Humble Robotics emerged publicly on April 21 with its flagship vehicle, the Humble Hauler, a driverless Class 8 freight truck built specifically for moving containers between docks. The $24 million seed round was led by Eclipse, with Energy Impact Partners and RedBlue Capital also participating.

What the Humble Hauler actually is

The Humble Hauler has no cab at all. No steering wheel, no driver’s seat, no windshield wipers. It’s a purpose-built machine designed from scratch for a single job: hauling freight containers from one dock to another.

The specs are practical rather than flashy. A top speed of 55 mph and a maximum range of 200 miles. Zero emissions. The truck uses what the company describes as a vision-language-action AI model paired with 360-degree sensor coverage, which combines computer vision with language-based reasoning to navigate real-world driving scenarios.

The first prototype was completed in under six months.

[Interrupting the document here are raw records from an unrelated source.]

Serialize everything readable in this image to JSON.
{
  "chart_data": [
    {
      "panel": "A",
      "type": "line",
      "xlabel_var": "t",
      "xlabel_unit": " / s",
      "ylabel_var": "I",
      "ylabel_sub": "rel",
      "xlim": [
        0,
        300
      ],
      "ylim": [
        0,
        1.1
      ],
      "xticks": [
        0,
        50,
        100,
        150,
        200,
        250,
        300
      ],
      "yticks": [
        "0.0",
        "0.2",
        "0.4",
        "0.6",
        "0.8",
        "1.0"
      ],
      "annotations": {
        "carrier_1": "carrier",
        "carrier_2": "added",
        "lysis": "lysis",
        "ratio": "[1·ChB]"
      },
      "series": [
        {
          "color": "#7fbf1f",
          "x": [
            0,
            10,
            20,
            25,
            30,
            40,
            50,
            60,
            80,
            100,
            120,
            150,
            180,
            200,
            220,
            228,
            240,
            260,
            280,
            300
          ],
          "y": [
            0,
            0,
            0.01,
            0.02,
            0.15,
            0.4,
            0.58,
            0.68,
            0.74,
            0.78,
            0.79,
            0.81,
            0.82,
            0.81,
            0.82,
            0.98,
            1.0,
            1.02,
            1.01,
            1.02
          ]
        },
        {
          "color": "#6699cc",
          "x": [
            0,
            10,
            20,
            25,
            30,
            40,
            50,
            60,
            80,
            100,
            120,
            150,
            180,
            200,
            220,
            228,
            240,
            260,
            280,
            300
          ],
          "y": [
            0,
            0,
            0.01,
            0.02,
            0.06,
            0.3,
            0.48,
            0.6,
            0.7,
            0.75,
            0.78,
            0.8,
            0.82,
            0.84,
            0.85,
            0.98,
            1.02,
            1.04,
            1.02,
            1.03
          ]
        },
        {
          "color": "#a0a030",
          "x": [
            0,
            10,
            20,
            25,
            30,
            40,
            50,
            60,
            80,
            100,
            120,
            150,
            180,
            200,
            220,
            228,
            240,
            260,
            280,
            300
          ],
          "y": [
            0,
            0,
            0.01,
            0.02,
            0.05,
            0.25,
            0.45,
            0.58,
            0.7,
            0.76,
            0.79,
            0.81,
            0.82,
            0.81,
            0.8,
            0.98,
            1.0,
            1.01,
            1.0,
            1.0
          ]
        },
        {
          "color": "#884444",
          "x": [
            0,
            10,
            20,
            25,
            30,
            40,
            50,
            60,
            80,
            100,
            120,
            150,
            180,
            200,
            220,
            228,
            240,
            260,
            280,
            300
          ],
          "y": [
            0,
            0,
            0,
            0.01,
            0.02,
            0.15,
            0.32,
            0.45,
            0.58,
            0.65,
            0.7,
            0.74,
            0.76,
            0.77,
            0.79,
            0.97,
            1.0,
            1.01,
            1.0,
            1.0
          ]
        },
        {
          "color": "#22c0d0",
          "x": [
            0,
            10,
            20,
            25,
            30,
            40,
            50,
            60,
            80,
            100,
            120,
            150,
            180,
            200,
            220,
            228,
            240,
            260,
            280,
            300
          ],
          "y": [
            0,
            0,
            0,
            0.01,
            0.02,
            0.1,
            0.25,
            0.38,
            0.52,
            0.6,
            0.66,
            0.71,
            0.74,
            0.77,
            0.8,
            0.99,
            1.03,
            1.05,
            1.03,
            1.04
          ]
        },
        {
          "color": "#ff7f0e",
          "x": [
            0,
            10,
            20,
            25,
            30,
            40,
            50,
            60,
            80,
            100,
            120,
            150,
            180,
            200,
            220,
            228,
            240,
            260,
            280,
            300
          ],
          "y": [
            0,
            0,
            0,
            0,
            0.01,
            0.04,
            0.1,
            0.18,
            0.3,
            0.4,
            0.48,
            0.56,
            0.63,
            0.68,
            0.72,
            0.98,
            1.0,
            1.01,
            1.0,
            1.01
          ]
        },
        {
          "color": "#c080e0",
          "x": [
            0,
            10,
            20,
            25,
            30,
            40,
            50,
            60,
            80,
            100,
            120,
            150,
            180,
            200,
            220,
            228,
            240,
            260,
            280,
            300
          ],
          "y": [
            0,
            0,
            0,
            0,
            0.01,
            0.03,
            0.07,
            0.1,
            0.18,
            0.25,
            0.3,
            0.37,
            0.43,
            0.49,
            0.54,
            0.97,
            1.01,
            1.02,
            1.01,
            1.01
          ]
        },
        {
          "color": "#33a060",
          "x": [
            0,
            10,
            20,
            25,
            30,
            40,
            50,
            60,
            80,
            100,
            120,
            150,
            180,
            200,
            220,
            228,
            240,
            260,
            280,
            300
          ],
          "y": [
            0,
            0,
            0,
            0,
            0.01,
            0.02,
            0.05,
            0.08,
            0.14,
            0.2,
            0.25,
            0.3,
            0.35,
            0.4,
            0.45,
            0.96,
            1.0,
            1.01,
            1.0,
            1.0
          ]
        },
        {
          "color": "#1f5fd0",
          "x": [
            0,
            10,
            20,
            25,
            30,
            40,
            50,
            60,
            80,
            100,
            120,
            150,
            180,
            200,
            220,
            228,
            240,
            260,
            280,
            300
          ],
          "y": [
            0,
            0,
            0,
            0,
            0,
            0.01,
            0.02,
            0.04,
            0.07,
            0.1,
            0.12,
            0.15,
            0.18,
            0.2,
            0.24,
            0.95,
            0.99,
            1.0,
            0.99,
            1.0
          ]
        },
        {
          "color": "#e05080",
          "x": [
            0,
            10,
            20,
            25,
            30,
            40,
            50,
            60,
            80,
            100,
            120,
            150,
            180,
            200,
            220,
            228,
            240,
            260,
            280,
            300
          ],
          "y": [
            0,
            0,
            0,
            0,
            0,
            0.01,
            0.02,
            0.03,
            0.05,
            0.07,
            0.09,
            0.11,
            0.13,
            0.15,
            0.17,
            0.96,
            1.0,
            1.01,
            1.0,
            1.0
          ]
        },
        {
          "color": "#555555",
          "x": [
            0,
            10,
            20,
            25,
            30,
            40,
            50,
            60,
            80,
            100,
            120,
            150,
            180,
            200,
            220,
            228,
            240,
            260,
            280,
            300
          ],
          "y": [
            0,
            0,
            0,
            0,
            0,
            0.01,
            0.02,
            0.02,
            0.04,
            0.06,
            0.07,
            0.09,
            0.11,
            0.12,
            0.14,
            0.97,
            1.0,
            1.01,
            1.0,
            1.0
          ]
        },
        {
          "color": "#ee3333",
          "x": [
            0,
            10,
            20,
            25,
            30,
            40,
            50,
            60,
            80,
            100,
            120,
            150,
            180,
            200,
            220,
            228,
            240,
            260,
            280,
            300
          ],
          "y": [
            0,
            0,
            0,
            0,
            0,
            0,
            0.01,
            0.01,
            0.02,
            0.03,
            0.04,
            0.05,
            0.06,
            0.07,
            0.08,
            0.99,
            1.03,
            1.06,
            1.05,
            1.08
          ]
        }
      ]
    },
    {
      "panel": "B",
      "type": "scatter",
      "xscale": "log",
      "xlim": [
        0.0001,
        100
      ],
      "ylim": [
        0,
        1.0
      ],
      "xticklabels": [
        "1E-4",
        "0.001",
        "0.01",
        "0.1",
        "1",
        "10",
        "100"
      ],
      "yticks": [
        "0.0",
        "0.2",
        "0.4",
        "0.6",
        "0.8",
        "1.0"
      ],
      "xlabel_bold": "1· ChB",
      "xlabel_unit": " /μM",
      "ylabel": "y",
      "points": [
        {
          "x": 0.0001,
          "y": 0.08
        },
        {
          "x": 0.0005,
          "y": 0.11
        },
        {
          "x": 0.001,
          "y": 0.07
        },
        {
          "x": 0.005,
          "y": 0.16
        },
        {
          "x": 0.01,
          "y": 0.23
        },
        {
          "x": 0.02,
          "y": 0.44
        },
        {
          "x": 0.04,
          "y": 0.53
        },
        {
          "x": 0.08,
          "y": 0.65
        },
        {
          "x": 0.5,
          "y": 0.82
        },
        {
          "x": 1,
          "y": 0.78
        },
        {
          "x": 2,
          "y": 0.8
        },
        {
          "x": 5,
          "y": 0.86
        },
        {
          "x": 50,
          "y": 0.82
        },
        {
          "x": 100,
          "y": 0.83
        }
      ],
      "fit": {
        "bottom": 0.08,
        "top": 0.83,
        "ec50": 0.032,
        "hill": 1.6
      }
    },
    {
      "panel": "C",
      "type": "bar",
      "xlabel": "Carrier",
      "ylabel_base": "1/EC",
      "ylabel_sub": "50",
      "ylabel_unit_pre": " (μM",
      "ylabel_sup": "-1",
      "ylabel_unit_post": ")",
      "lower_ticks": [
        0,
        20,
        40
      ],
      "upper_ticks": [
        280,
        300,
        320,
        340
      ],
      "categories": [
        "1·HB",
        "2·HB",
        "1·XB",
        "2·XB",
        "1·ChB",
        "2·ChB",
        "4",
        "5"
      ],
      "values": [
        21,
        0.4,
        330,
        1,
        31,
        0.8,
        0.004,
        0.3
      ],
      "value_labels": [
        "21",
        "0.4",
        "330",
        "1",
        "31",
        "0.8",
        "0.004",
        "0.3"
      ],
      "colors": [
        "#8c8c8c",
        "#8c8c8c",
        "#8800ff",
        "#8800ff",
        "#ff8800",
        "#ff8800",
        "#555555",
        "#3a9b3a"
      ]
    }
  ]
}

The team and the market they’re targeting

CEO Eyal Cohen previously worked at Apple, Uber, and Waabi. The founding team includes veterans from Tesla, Waymo, and Cruise.

The US truck freight market sits at roughly $906 billion, and the industry has been struggling with a chronic driver shortage for years. The American Trucking Associations has consistently flagged this as a structural problem, not a cyclical one. By focusing on dock-to-dock container transport rather than coast-to-coast long haul, Humble Robotics is constraining its problem set to routes that are shorter, more predictable, and operate at lower speeds.

What this means for investors

Gatik has shown viability with its middle-mile delivery routes. Aurora Innovation is still pushing toward broader highway autonomy but has had to repeatedly extend its timelines. Humble’s dock-to-dock approach sits at the more constrained end of the spectrum.

Eclipse has a track record in deep-tech infrastructure investments. Energy Impact Partners focuses specifically on the energy transition, which signals that the zero-emission angle of the Humble Hauler isn’t just marketing. As ports, warehouses, and logistics hubs face increasing pressure to decarbonize, a vehicle that eliminates both the driver shortage problem and tailpipe emissions addresses two pain points simultaneously.

Humble Robotics is pre-revenue, pre-pilot, and working with a single prototype. Regulatory approval for cabless vehicles on public roads remains a state-by-state patchwork. California, where Humble plans to test, requires permits and regular reporting of disengagements under the California DMV’s autonomous vehicle testing framework.